What’s concerning the market the most is a seismic fall in the group’s insurance trading ratio (ITR) – a key measure of profitability – to 10% for the half year to 31 December 2015, and some analysts fear the company will struggle to again reach the ITR of 14.7% it achieved for the full year ended 30 June 2015.
In addition to a weaker A$, the insurer’s costs went up 17% on its $500 million parts procurement program in the last couple of years, while low interest rates and excessive volatility in financial markets have staunched returns on Suncorp’s investments.
While Suncorp’s 10% ITR target is its lowest 2010, any restoration above its targeted 12% would be an extremely good outcome given the current competitive landscape.
Nevertheless, recently appointed CEO Michael Cameron has attempted to reassure investors that key measures, including raising insurance premiums and cost-cutting measures will help to restore the profitability it’s experienced in the past. For starters, he expects increased costs to have a significant impact on the underlying margin in Suncorp’s personal insurance business. While Cameron has not provided profit guidance, he expects $170 million worth of savings to be delivered by 2018 through the group’s optimisation program.
To its credit, Suncorp has not only forewarned the market of what its full year results are expected to look like, but also explained how it plans to restore margins by squeezing its insurance policyholders for more cash. The recent pull-back in Suncorp’s share price – now trading at a 30-month low – does appear unwarranted, especially considering its underlying strength of earnings and strong capital position. The stock has strong long term cash flow relative to reported profits, and a long-term funding surplus of 6.1 billion.

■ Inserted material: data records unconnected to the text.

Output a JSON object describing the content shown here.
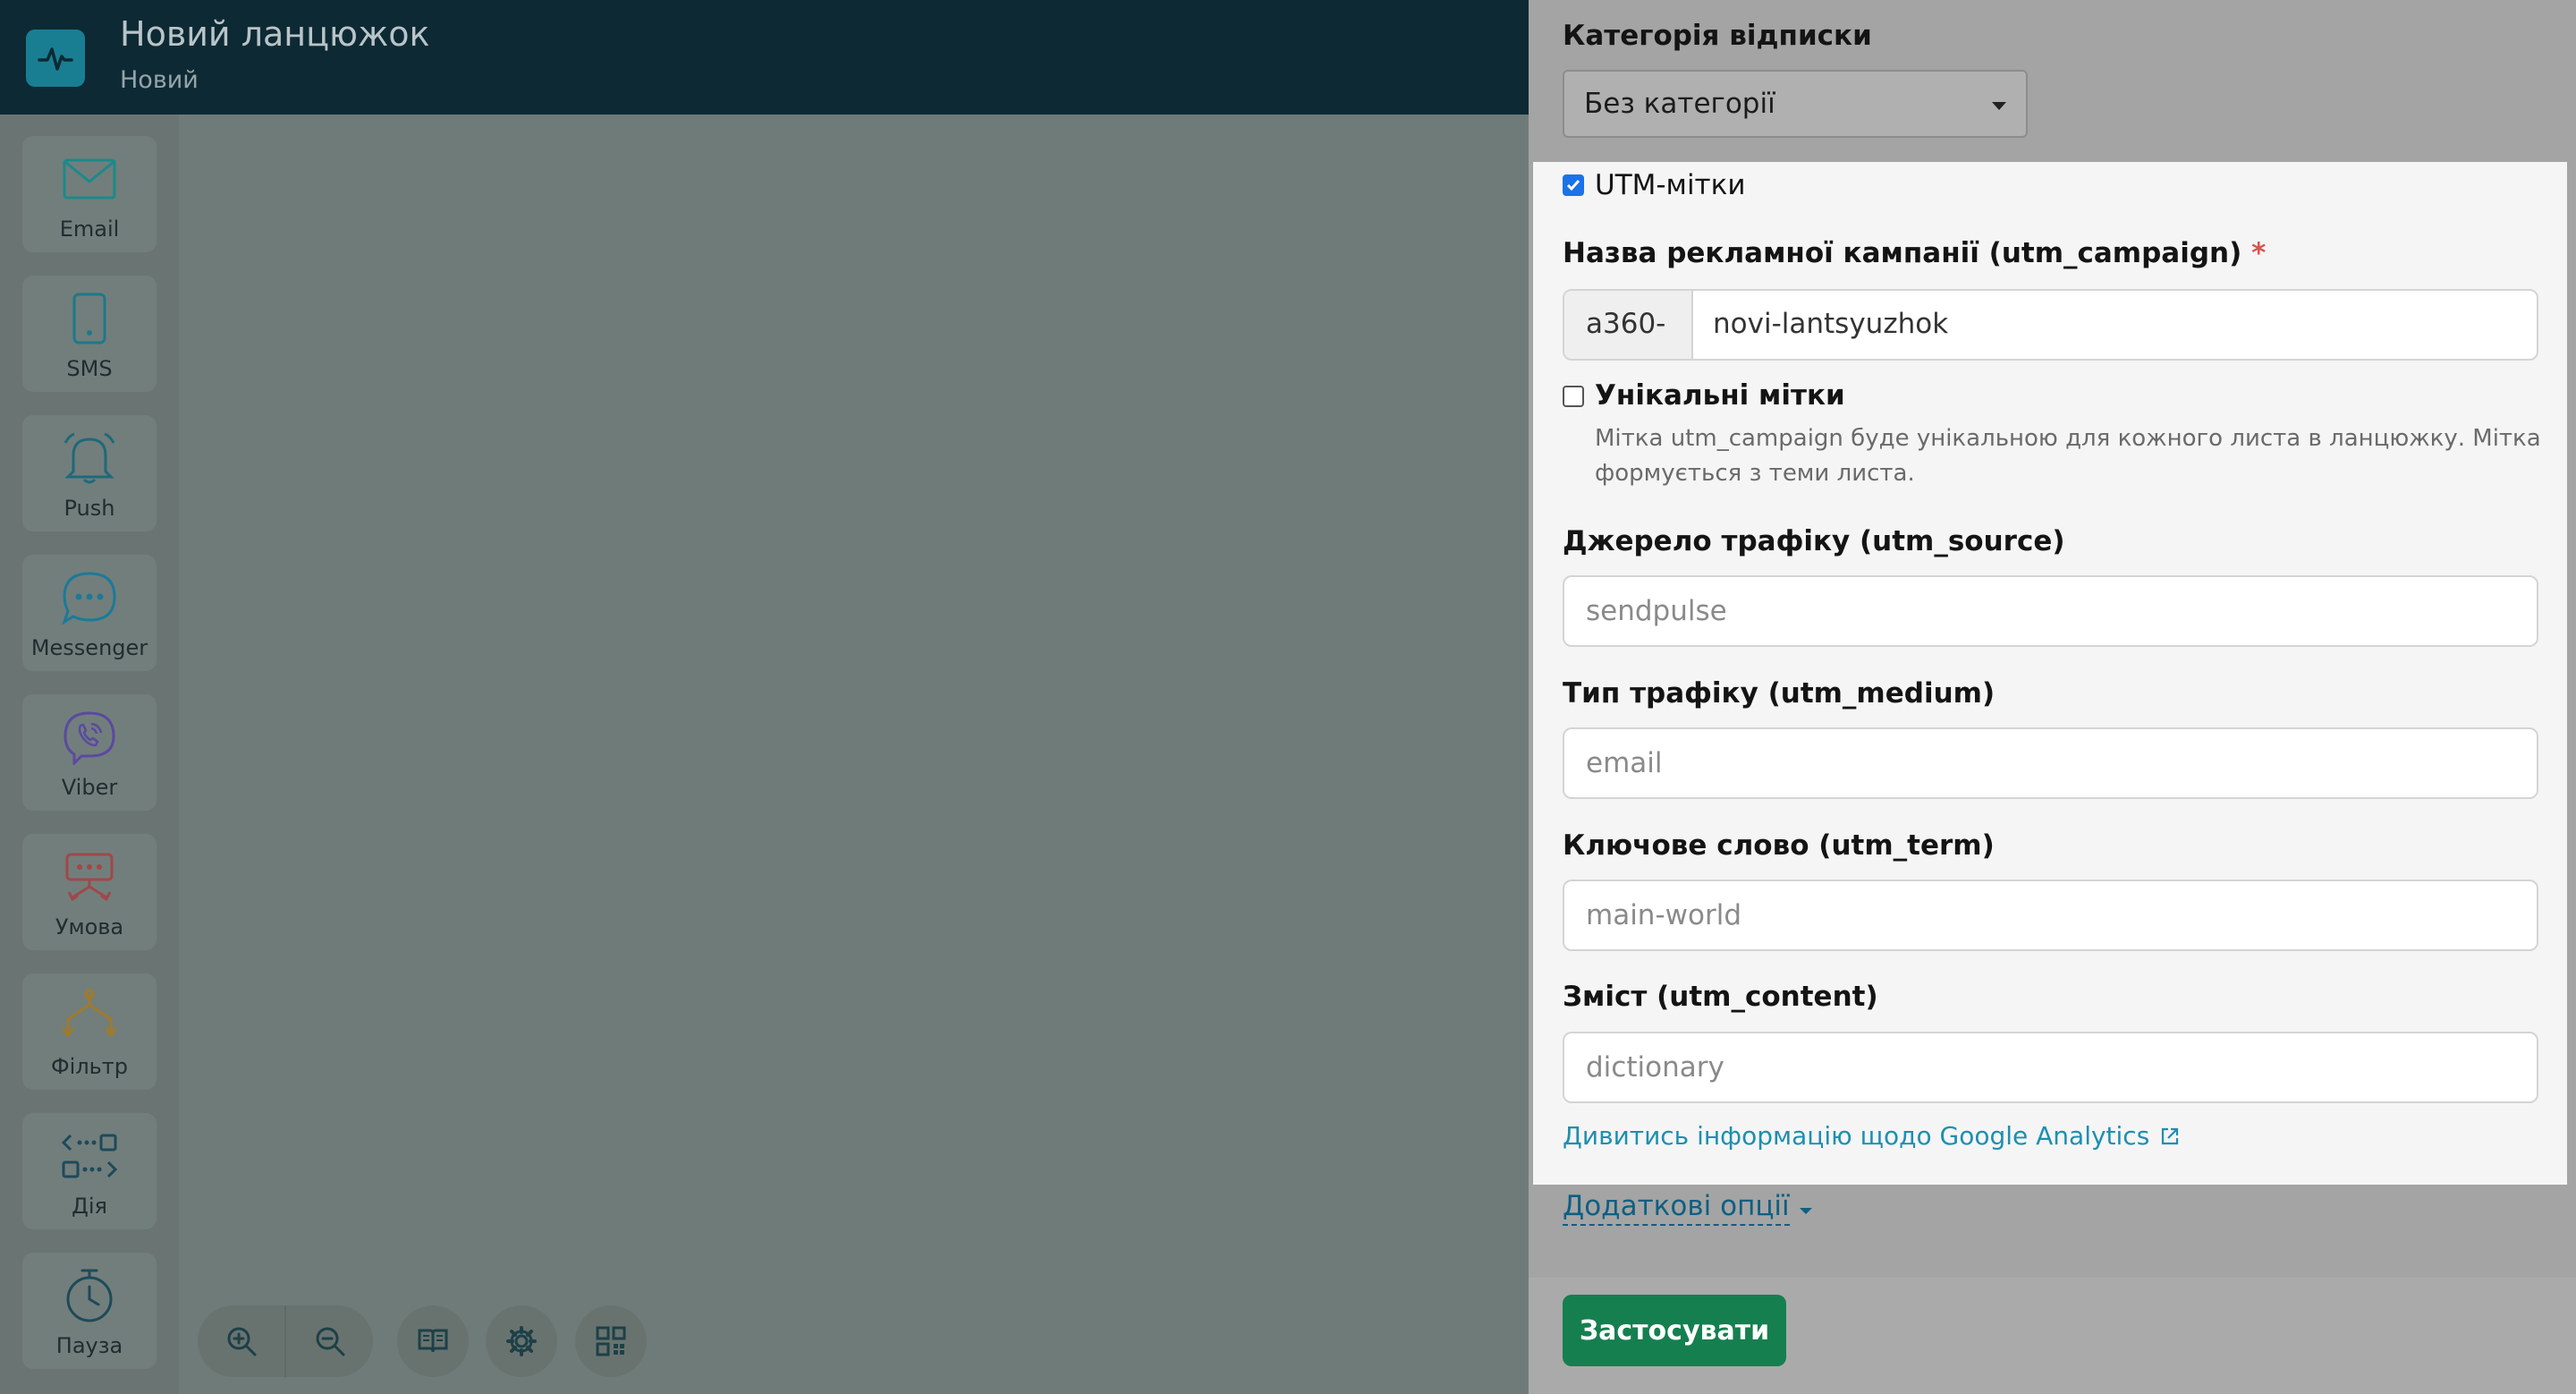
{
  "header": {
    "title": "Новий ланцюжок",
    "subtitle": "Новий"
  },
  "sidebar": {
    "items": [
      {
        "label": "Email",
        "icon": "envelope-icon",
        "color": "#1a8a8a"
      },
      {
        "label": "SMS",
        "icon": "phone-icon",
        "color": "#1a7a8a"
      },
      {
        "label": "Push",
        "icon": "bell-icon",
        "color": "#1d6a7a"
      },
      {
        "label": "Messenger",
        "icon": "chat-bubble-icon",
        "color": "#1a7a9a"
      },
      {
        "label": "Viber",
        "icon": "viber-icon",
        "color": "#5a4aa0"
      },
      {
        "label": "Умова",
        "icon": "condition-icon",
        "color": "#a04848"
      },
      {
        "label": "Фільтр",
        "icon": "filter-branch-icon",
        "color": "#a07a2a"
      },
      {
        "label": "Дія",
        "icon": "action-icon",
        "color": "#1d4a5a"
      },
      {
        "label": "Пауза",
        "icon": "stopwatch-icon",
        "color": "#1d4a5a"
      }
    ]
  },
  "canvas_controls": {
    "zoom_in": "zoom-in-icon",
    "zoom_out": "zoom-out-icon",
    "guide": "book-icon",
    "settings": "gear-icon",
    "qr": "qr-code-icon"
  },
  "panel": {
    "unsubscribe_category_label": "Категорія відписки",
    "unsubscribe_category_value": "Без категорії",
    "utm_checkbox_label": "UTM-мітки",
    "utm_checked": true,
    "campaign_label": "Назва рекламної кампанії (utm_campaign)",
    "campaign_required": "*",
    "campaign_prefix": "a360-",
    "campaign_value": "novi-lantsyuzhok",
    "unique_label": "Унікальні мітки",
    "unique_checked": false,
    "unique_help_line1": "Мітка utm_campaign буде унікальною для кожного листа в ланцюжку. Мітка",
    "unique_help_line2": "формується з теми листа.",
    "source_label": "Джерело трафіку (utm_source)",
    "source_placeholder": "sendpulse",
    "medium_label": "Тип трафіку (utm_medium)",
    "medium_placeholder": "email",
    "term_label": "Ключове слово (utm_term)",
    "term_placeholder": "main-world",
    "content_label": "Зміст (utm_content)",
    "content_placeholder": "dictionary",
    "ga_link": "Дивитись інформацію щодо Google Analytics",
    "more_options": "Додаткові опції",
    "apply": "Застосувати"
  },
  "colors": {
    "header_bg": "#0d2a34",
    "accent_green": "#157f4f",
    "link_blue": "#1d8fb0",
    "checkbox_blue": "#1a73e8"
  }
}
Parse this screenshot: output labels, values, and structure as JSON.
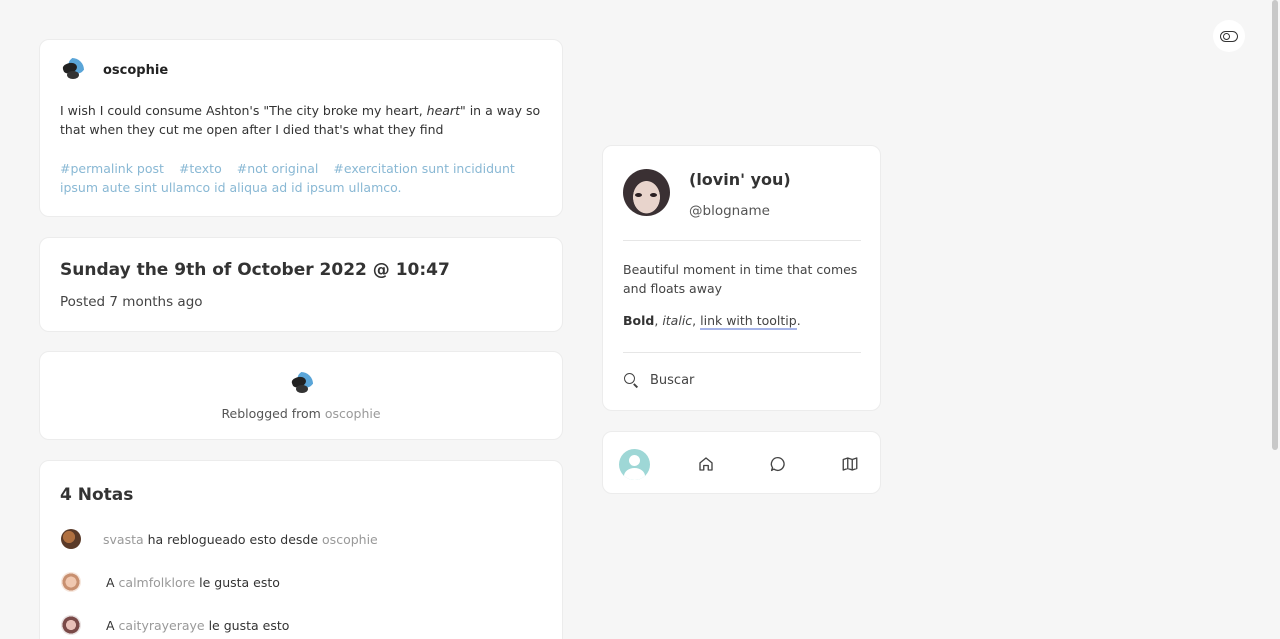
{
  "theme_toggle": {
    "icon": "toggle-icon"
  },
  "post": {
    "username": "oscophie",
    "body_before": "I wish I could consume Ashton's \"The city broke my heart, ",
    "body_em": "heart",
    "body_after": "\" in a way so that when they cut me open after I died that's what they find",
    "tags": [
      "#permalink post",
      "#texto",
      "#not original",
      "#exercitation sunt incididunt ipsum aute sint ullamco id aliqua ad id ipsum ullamco."
    ],
    "tag_color": "#89b8d4"
  },
  "date_card": {
    "title": "Sunday the 9th of October 2022 @ 10:47",
    "subtitle": "Posted 7 months ago"
  },
  "reblog": {
    "prefix": "Reblogged from ",
    "source": "oscophie"
  },
  "notes": {
    "title": "4 Notas",
    "items": [
      {
        "pre": "",
        "user": "svasta",
        "post": " ha reblogueado esto desde ",
        "source": "oscophie"
      },
      {
        "pre": "A ",
        "user": "calmfolklore",
        "post": " le gusta esto",
        "source": ""
      },
      {
        "pre": "A ",
        "user": "caityrayeraye",
        "post": " le gusta esto",
        "source": ""
      }
    ]
  },
  "profile": {
    "name": "(lovin' you)",
    "handle": "@blogname",
    "description": "Beautiful moment in time that comes and floats away",
    "fmt_bold": "Bold",
    "fmt_sep1": ", ",
    "fmt_italic": "italic",
    "fmt_sep2": ", ",
    "fmt_link": "link with tooltip",
    "fmt_end": ".",
    "search_label": "Buscar"
  },
  "nav": {
    "items": [
      {
        "name": "avatar",
        "icon": "user-avatar-icon"
      },
      {
        "name": "home",
        "icon": "home-icon"
      },
      {
        "name": "messages",
        "icon": "chat-bubble-icon"
      },
      {
        "name": "archive",
        "icon": "map-icon"
      }
    ],
    "avatar_color": "#9ed7d6"
  }
}
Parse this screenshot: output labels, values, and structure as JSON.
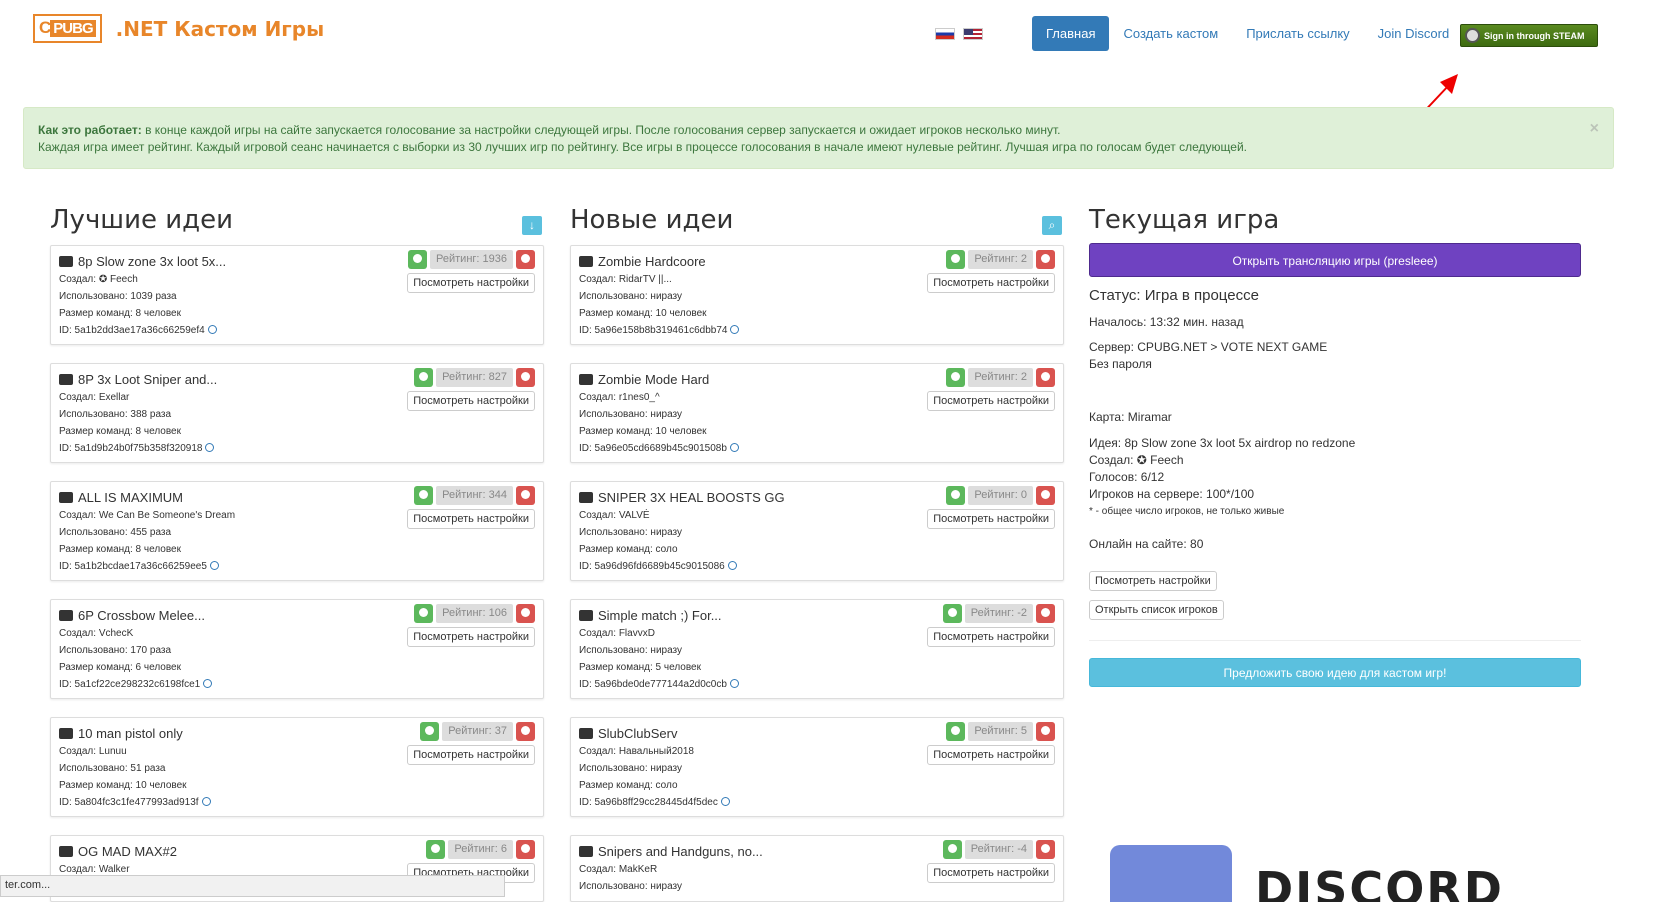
{
  "logo": {
    "box_text": "C",
    "box_text2": "PUBG",
    "site_name": ".NET Кастом Игры"
  },
  "nav": {
    "home": "Главная",
    "create": "Создать кастом",
    "send_link": "Прислать ссылку",
    "discord": "Join Discord",
    "steam": "Sign in through STEAM"
  },
  "alert": {
    "bold": "Как это работает:",
    "line1": " в конце каждой игры на сайте запускается голосование за настройки следующей игры. После голосования сервер запускается и ожидает игроков несколько минут.",
    "line2": "Каждая игра имеет рейтинг. Каждый игровой сеанс начинается с выборки из 30 лучших игр по рейтингу. Все игры в процессе голосования в начале имеют нулевые рейтинг. Лучшая игра по голосам будет следующей.",
    "close": "×"
  },
  "columns": {
    "best": "Лучшие идеи",
    "new": "Новые идеи",
    "current": "Текущая игра"
  },
  "settings_label": "Посмотреть настройки",
  "best": [
    {
      "title": "8p Slow zone 3x loot 5x...",
      "author": "Создал: ✪ Feech",
      "used": "Использовано: 1039 раза",
      "team": "Размер команд: 8 человек",
      "id": "ID: 5a1b2dd3ae17a36c66259ef4",
      "rating": "Рейтинг: 1936"
    },
    {
      "title": "8P 3x Loot Sniper and...",
      "author": "Создал: Exellar",
      "used": "Использовано: 388 раза",
      "team": "Размер команд: 8 человек",
      "id": "ID: 5a1d9b24b0f75b358f320918",
      "rating": "Рейтинг: 827"
    },
    {
      "title": "ALL IS MAXIMUM",
      "author": "Создал: We Can Be Someone's Dream",
      "used": "Использовано: 455 раза",
      "team": "Размер команд: 8 человек",
      "id": "ID: 5a1b2bcdae17a36c66259ee5",
      "rating": "Рейтинг: 344"
    },
    {
      "title": "6P Crossbow Melee...",
      "author": "Создал: VcheсK",
      "used": "Использовано: 170 раза",
      "team": "Размер команд: 6 человек",
      "id": "ID: 5a1cf22ce298232c6198fce1",
      "rating": "Рейтинг: 106"
    },
    {
      "title": "10 man pistol only",
      "author": "Создал: Lunuu",
      "used": "Использовано: 51 раза",
      "team": "Размер команд: 10 человек",
      "id": "ID: 5a804fc3c1fe477993ad913f",
      "rating": "Рейтинг: 37"
    },
    {
      "title": "OG MAD MAX#2",
      "author": "Создал: Walker",
      "used": "",
      "team": "",
      "id": "",
      "rating": "Рейтинг: 6"
    }
  ],
  "new": [
    {
      "title": "Zombie Hardcoore",
      "author": "Создал: RidarTV ||...",
      "used": "Использовано: ниразу",
      "team": "Размер команд: 10 человек",
      "id": "ID: 5a96e158b8b319461c6dbb74",
      "rating": "Рейтинг: 2"
    },
    {
      "title": "Zombie Mode Hard",
      "author": "Создал: r1nes0_^",
      "used": "Использовано: ниразу",
      "team": "Размер команд: 10 человек",
      "id": "ID: 5a96e05cd6689b45c901508b",
      "rating": "Рейтинг: 2"
    },
    {
      "title": "SNIPER 3X HEAL BOOSTS GG",
      "author": "Создал: VALVĖ",
      "used": "Использовано: ниразу",
      "team": "Размер команд: соло",
      "id": "ID: 5a96d96fd6689b45c9015086",
      "rating": "Рейтинг: 0"
    },
    {
      "title": "Simple match ;) For...",
      "author": "Создал: FlavvxD",
      "used": "Использовано: ниразу",
      "team": "Размер команд: 5 человек",
      "id": "ID: 5a96bde0de777144a2d0c0cb",
      "rating": "Рейтинг: -2"
    },
    {
      "title": "SlubClubServ",
      "author": "Создал: Навальный2018",
      "used": "Использовано: ниразу",
      "team": "Размер команд: соло",
      "id": "ID: 5a96b8ff29cc28445d4f5dec",
      "rating": "Рейтинг: 5"
    },
    {
      "title": "Snipers and Handguns, no...",
      "author": "Создал: MakKeR",
      "used": "Использовано: ниразу",
      "team": "",
      "id": "",
      "rating": "Рейтинг: -4"
    }
  ],
  "current": {
    "stream_btn": "Открыть трансляцию игры (presleee)",
    "status": "Статус: Игра в процессе",
    "started": "Началось: 13:32 мин. назад",
    "server": "Сервер: CPUBG.NET > VOTE NEXT GAME",
    "password": "Без пароля",
    "map": "Карта: Miramar",
    "idea": "Идея: 8p Slow zone 3x loot 5x airdrop no redzone",
    "author": "Создал: ✪ Feech",
    "votes": "Голосов: 6/12",
    "players": "Игроков на сервере: 100*/100",
    "note": "* - общее число игроков, не только живые",
    "online": "Онлайн на сайте: 80",
    "view_settings": "Посмотреть настройки",
    "player_list": "Открыть список игроков",
    "suggest": "Предложить свою идею для кастом игр!"
  },
  "discord_text": "DISCORD",
  "statusbar": "ter.com..."
}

While Suncorp’s earnings per share (EPS) growth is expected to remain flat over the next 12 months, it is expected to growth from $0.91 in 2016 to $1.00, and $1.02 in 2017 and 2018 respectively. Suncorp is among the biggest buyers of reinsurance in the world, and reinsurance costs did spike by up to 50% in 2011 following the Qld floods and other natural disasters that sparked billions of dollars in claims.
Nevertheless, the stock is well diversified with exposure to three key markets general insurance, life insurance and banking. While the group does derive around 60% of earnings through general insurance, it’s important to remember that around 30% of group earnings are also generated through its namesake, Suncorp Bank.
Watch closely for any supporting commentary this reporting season on the severity of recent margin deterioration and any recover of lost ground in the second half of this year, following rate hikes in home and vehicle insurance. Equally important, check whether tightened prices compromise Suncorp’s market position – especially within its personal insurance portfolios – when there’s more aggressive pricing from new market entrants. Based on a price to book value (P/B) ratio of only 1.09, and a (2016) price to earnings (P/E) ratio of 12.4x, Suncorp does look more attractively priced that its peers.
Adding to the attractiveness of Suncorp at current prices is its projected 2016 fully-franked dividend yield of 6.76%. Suncorp’s strong capital position also provides potential for capital returns, enhancing the yield outlook to over 7% in 2017.
Based on target prices above $13, the current price ($11.61) should appeal to those who believe Cameron can restore lost margin and earnings over time.